Poucas siglas causam tanta confusão entre produtores rurais quanto o SIGEF, sistema que certifica os limites exatos de uma propriedade rural junto ao INCRA, com efeitos que vão muito além da simples formalidade cartorial. Parajara Moraes Alves Junior, consultor em planejamento tributário, sucessório e patrimonial rural, elucida que a certificação georreferenciada impacta diretamente a apuração do ITR e a segurança jurídica da propriedade. É essencial, portanto, para qualquer produtor rural compreender essa relação, de modo que consiga utilizar essa tecnologia nova da maneira mais eficiente possível.
O que é o SIGEF e por que ele importa para o produtor?
O Sistema de Gestão Fundiária certifica, com precisão técnica, os limites de uma propriedade rural, substituindo descrições antigas e imprecisas por coordenadas exatas registradas junto ao INCRA. Essa certificação reduz significativamente conflitos de divisa entre propriedades vizinhas. Descrições antigas, baseadas em referências como árvores ou cursos d’água que mudam com o tempo, costumam gerar dúvidas que o sistema atual resolve com precisão. Na avaliação de Parajara Moraes Alves Junior, propriedades certificadas apresentam maior segurança jurídica em negociações de venda, sucessão ou garantia de crédito, já que seus limites não deixam margem para dúvidas ou contestações futuras, tornando-as um ativo melhor, o que justifica o investimento nessa certificação de proteção patrimonial relevante.
Quando o georreferenciamento se torna obrigatório?
A obrigatoriedade do georreferenciamento varia conforme o tamanho da propriedade e o tipo de operação pretendida, como desmembramento, retificação de área ou determinadas transações envolvendo o imóvel. Produtores que desconhecem esses prazos podem ser surpreendidos no momento de formalizar uma negociação. Propriedades maiores costumam estar sujeitas a essa exigência há mais tempo do que as de pequeno porte.
Parajara Moraes Alves Junior assinala que verificar antecipadamente se a propriedade já está enquadrada na obrigatoriedade evita atrasos em negociações futuras, já que o processo de certificação pode levar meses até sua conclusão. Diante disso, entende-se que antecipar essa regularização é decisão estratégica que tende a render bons dividendos no futuro.

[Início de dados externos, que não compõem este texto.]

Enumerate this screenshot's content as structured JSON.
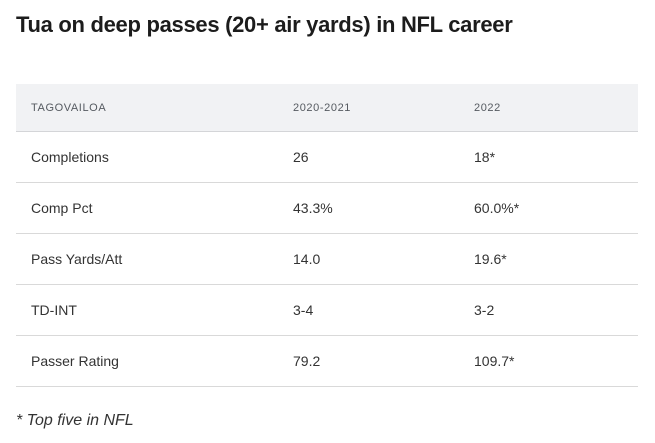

Impactos do georreferenciamento na apuração do ITR
A área certificada pelo SIGEF passa a ser a referência oficial para a apuração do Imposto Territorial Rural, substituindo medições anteriores que muitas vezes não refletiam a real extensão da propriedade. Divergências entre a área declarada e a área certificada podem gerar necessidade de retificação da declaração.

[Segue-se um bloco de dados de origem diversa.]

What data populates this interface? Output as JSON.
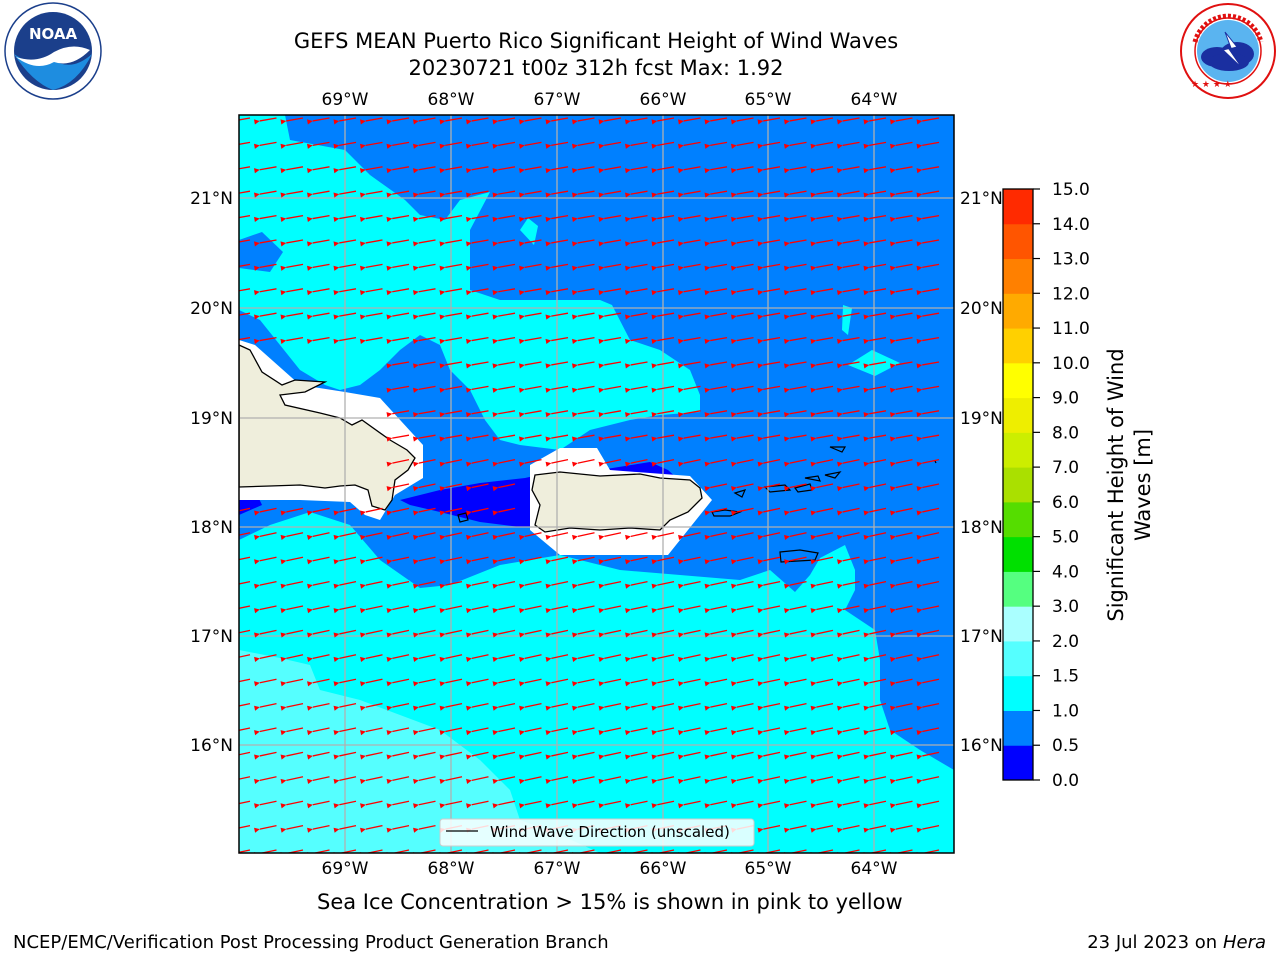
{
  "title": {
    "line1": "GEFS MEAN Puerto Rico Significant Height of Wind Waves",
    "line2": "20230721 t00z 312h fcst   Max: 1.92"
  },
  "logos": {
    "left": {
      "icon": "noaa-logo",
      "text": "NOAA",
      "ring_text": "NATIONAL OCEANIC AND ATMOSPHERIC ADMINISTRATION · U.S. DEPARTMENT OF COMMERCE"
    },
    "right": {
      "icon": "nws-logo",
      "ring_text": "NATIONAL WEATHER SERVICE"
    }
  },
  "map": {
    "lon_ticks": [
      "69°W",
      "68°W",
      "67°W",
      "66°W",
      "65°W",
      "64°W"
    ],
    "lat_ticks": [
      "21°N",
      "20°N",
      "19°N",
      "18°N",
      "17°N",
      "16°N"
    ],
    "legend_label": "Wind Wave Direction (unscaled)",
    "colors": {
      "land": "#efeedc",
      "ocean_0_05": "#0000ff",
      "ocean_05_10": "#0080ff",
      "ocean_10_15": "#00ffff",
      "ocean_15_20": "#55ffff",
      "arrow": "#ff0000",
      "grid": "#b0b0b0"
    }
  },
  "colorbar": {
    "label_line1": "Significant Height of Wind",
    "label_line2": "Waves [m]",
    "ticks": [
      "0.0",
      "0.5",
      "1.0",
      "1.5",
      "2.0",
      "3.0",
      "4.0",
      "5.0",
      "6.0",
      "7.0",
      "8.0",
      "9.0",
      "10.0",
      "11.0",
      "12.0",
      "13.0",
      "14.0",
      "15.0"
    ],
    "colors": [
      "#0000ff",
      "#0080ff",
      "#00ffff",
      "#55ffff",
      "#aaffff",
      "#55ff80",
      "#00e000",
      "#55dd00",
      "#aae000",
      "#ccee00",
      "#eeee00",
      "#ffff00",
      "#ffd000",
      "#ffaa00",
      "#ff8000",
      "#ff5500",
      "#ff2a00",
      "#ff0000"
    ]
  },
  "note": "Sea Ice Concentration > 15% is shown in pink to yellow",
  "footer": {
    "left": "NCEP/EMC/Verification Post Processing Product Generation Branch",
    "right_prefix": "23 Jul 2023 on ",
    "right_host": "Hera"
  }
}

Como explica Parajara Moraes Alves Junior, propriedades que atualizam seus dados cadastrais após a certificação evitam inconsistências que poderiam levar a questionamentos por parte da Receita Federal em declarações futuras do ITR, o que faz manter essa atualização boa prática recomendada.
Riscos de manter a propriedade sem essa regularização
Propriedades sem certificação georreferenciada enfrentam dificuldades para realizar determinadas transações, como desmembramento de área ou registro de garantias mais complexas junto a instituições financeiras. Tal limitação pode atrasar significativamente negociações relevantes para o produtor.

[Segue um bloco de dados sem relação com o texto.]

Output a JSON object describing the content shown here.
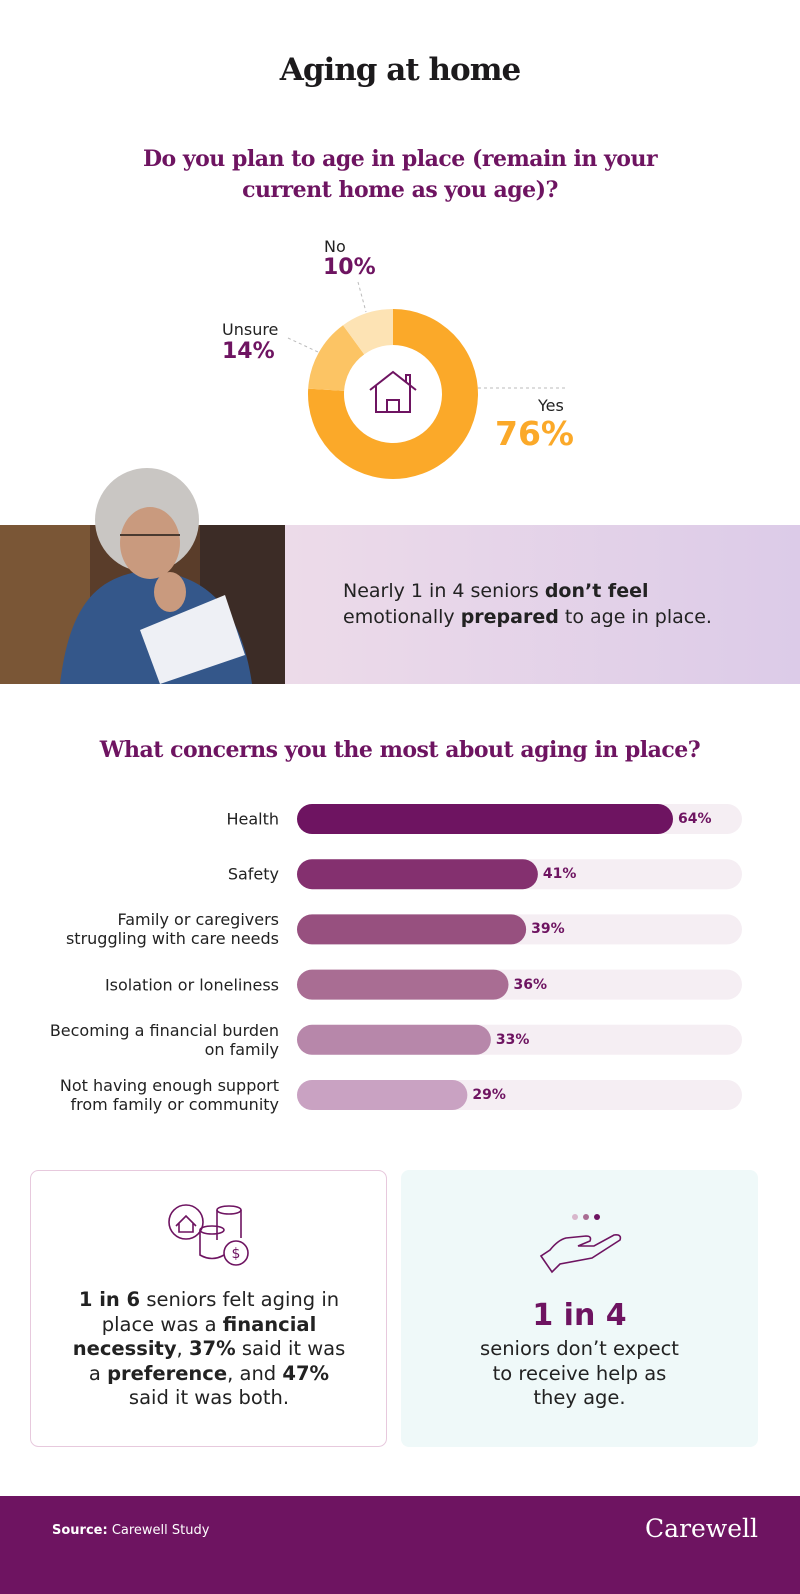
{
  "header": {
    "title": "Aging at home"
  },
  "chart_data": [
    {
      "type": "donut",
      "title": "Do you plan to age in place (remain in your current home as you age)?",
      "categories": [
        "Yes",
        "Unsure",
        "No"
      ],
      "values": [
        76,
        14,
        10
      ],
      "value_labels": [
        "76%",
        "14%",
        "10%"
      ],
      "colors": [
        "#fba929",
        "#fcc464",
        "#fde3b4"
      ]
    },
    {
      "type": "bar",
      "title": "What concerns you the most about aging in place?",
      "categories": [
        "Health",
        "Safety",
        "Family or caregivers\nstruggling with care needs",
        "Isolation or loneliness",
        "Becoming a financial burden\non family",
        "Not having enough support\nfrom family or community"
      ],
      "values": [
        64,
        41,
        39,
        36,
        33,
        29
      ],
      "value_labels": [
        "64%",
        "41%",
        "39%",
        "36%",
        "33%",
        "29%"
      ],
      "colors": [
        "#6e1461",
        "#84306f",
        "#97507f",
        "#a96d93",
        "#b787aa",
        "#c9a2c2"
      ]
    }
  ],
  "callout": {
    "segments": [
      {
        "text": "Nearly 1 in 4 seniors ",
        "bold": false
      },
      {
        "text": "don’t feel",
        "bold": true
      },
      {
        "text": " emotionally ",
        "bold": false
      },
      {
        "text": "prepared",
        "bold": true
      },
      {
        "text": " to age in place.",
        "bold": false
      }
    ]
  },
  "stats": [
    {
      "segments": [
        {
          "text": "1 in 6",
          "bold": true
        },
        {
          "text": " seniors felt aging in place was a ",
          "bold": false
        },
        {
          "text": "financial necessity",
          "bold": true
        },
        {
          "text": ", ",
          "bold": false
        },
        {
          "text": "37%",
          "bold": true
        },
        {
          "text": " said it was a ",
          "bold": false
        },
        {
          "text": "preference",
          "bold": true
        },
        {
          "text": ", and ",
          "bold": false
        },
        {
          "text": "47%",
          "bold": true
        },
        {
          "text": " said it was both.",
          "bold": false
        }
      ]
    },
    {
      "headline": "1 in 4",
      "text": "seniors don’t expect\nto receive help as\nthey age."
    }
  ],
  "footer": {
    "source_label": "Source:",
    "source": "Carewell Study",
    "brand": "Carewell"
  }
}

Reforça Parajara Moraes Alves Junior que a ausência dessa certificação também amplia o risco de disputas de divisa com propriedades vizinhas, conflitos que costumam ser mais difíceis de resolver quando não existe referência técnica precisa sobre os limites de cada imóvel. Prevenir esses conflitos representa vantagem clara da certificação.
Georreferenciamento como parte do planejamento patrimonial rural
Incorporar a certificação georreferenciada ao planejamento patrimonial da propriedade facilita processos futuros de venda, sucessão ou obtenção de crédito, reduzindo entraves burocráticos que poderiam surgir no momento menos oportuno. Famílias que regularizam essa situação com antecedência evitam surpresas em momentos decisivos. Investir nessa certificação representa, para o produtor rural, uma das formas mais diretas de proteger e valorizar seu patrimônio ao longo do tempo, além de simplificar futuras negociações envolvendo a propriedade. Encarar essa regularização como investimento, e não apenas obrigação, muda a forma como o produtor enxerga o processo.